Seventeen of 23 patients (74%) with NGS data were evaluable for clinical benefit ≥6 months; 3 patients discontinued study treatment due to toxicity prior to their first radiographic assessment; 3 patients discontinued study treatment due to toxicity prior to their second radiographic assessment and were therefore considered non-evaluable for the NGS data/outcome analysis. Seven out of 17 patients (41%) had durable responses to the combination (Fig. 2A). Five of 7 (71%) patients with clinical benefit had a PIK3CA-mutant tumor, in contrast to 5/10 (50%) patients without clinical benefit (Fig. 2B). Two patients with tumors harboring both PIK3CA and a known activating ESR1 mutation (Y537S and D538G, respectively) in their primary tumor exhibited stable disease or partial response. Interestingly, among patients evaluable for response, all those with cancers with FGFR1 and FGFR2 amplification, and KRAS and TP53 mutations progressed on treatment. FGFR1 amplification detected by NGS was confirmed by FISH analysis (Fig. 2C).

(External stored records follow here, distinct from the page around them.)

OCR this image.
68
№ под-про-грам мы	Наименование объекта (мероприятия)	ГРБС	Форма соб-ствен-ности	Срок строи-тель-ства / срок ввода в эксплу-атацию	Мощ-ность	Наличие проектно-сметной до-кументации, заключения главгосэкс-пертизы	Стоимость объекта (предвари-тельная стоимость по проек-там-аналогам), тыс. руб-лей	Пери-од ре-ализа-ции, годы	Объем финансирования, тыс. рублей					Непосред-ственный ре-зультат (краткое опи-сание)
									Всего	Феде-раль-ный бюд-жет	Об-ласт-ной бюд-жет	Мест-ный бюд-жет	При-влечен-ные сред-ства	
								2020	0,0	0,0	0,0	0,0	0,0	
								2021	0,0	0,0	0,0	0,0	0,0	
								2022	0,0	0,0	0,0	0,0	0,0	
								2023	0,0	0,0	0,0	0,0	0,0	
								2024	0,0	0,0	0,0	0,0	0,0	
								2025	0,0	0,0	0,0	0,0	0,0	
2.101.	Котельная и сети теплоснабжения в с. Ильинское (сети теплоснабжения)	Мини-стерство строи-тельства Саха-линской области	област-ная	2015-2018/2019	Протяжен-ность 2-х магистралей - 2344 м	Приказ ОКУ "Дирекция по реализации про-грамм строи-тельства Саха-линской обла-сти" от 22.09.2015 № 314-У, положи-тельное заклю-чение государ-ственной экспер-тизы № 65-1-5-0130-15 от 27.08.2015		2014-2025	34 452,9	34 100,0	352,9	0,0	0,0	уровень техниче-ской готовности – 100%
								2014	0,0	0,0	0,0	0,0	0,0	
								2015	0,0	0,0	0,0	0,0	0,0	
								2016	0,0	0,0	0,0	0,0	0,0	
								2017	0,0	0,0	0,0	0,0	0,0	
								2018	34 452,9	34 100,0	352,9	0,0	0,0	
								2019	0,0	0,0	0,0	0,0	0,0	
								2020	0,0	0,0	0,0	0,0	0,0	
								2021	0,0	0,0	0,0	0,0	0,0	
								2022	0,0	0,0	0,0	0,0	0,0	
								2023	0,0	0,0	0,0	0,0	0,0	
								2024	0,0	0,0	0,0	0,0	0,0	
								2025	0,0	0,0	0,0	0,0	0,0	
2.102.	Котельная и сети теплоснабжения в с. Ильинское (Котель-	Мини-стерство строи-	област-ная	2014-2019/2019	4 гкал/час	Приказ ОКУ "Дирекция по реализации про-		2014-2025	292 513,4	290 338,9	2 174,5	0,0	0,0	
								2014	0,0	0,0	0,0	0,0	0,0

FGFR1 overexpression blocks the effect of alpelisib of ER+/PIK3CA mutant cells

To explore whether overexpression of FGFR1 is causal to resistance to alpelisib, we first examined the effect of alpelisib in the ER+ CAMA-1 breast cancer cells, which harbor FGFR1 amplification. FISH analysis of these cells showed a FGFR1/CEN8 ratio of 2.2, consistent with FGFR1 gene amplification (Fig. 3A). Growth of CAMA-1 cells in estrogen-free medium supplemented with FGF2 was completely insensitive to alpelisib, but inhibited by the FGFR1-3 tyrosine kinase inhibitor (TKI), lucitanib (Fig. 3B). Treatment with alpelisib inhibited p-AKT but not p-ERK, whereas lucitanib inhibited p-FRS2 and p-ERK but not p-AKT (Fig. 3C). We then stably transduced ER+/PIK3CA mutant MCF7 cells with a FGFR1 expression vector. Compared to MCF7^GFP control cells, FGFR1 overexpressing cells exhibited slightly higher levels of p-AKT and p-ERK (Fig. 3D). Similar to the results with CAMA-1 cells, treatment with alpelisib inhibited p-AKT but not p-ERK whereas the addition of lucitanib mainly inhibited p-ERK but not p-AKT levels. Finally, MCF7^GFP cells grown as monolayers had an IC₅₀ to alpelisib <1 μM whereas this was at least 10-fold higher in MCF7^FGFR1 cells. Addition of lucitanib resensitized MCF7^FGFR1 cells to the PI3Kα inhibitor (Fig. 3E). Altogether, these data suggest a causal association between FGFR1 overexpression and activation of ERK with relative resistance to alpelisib.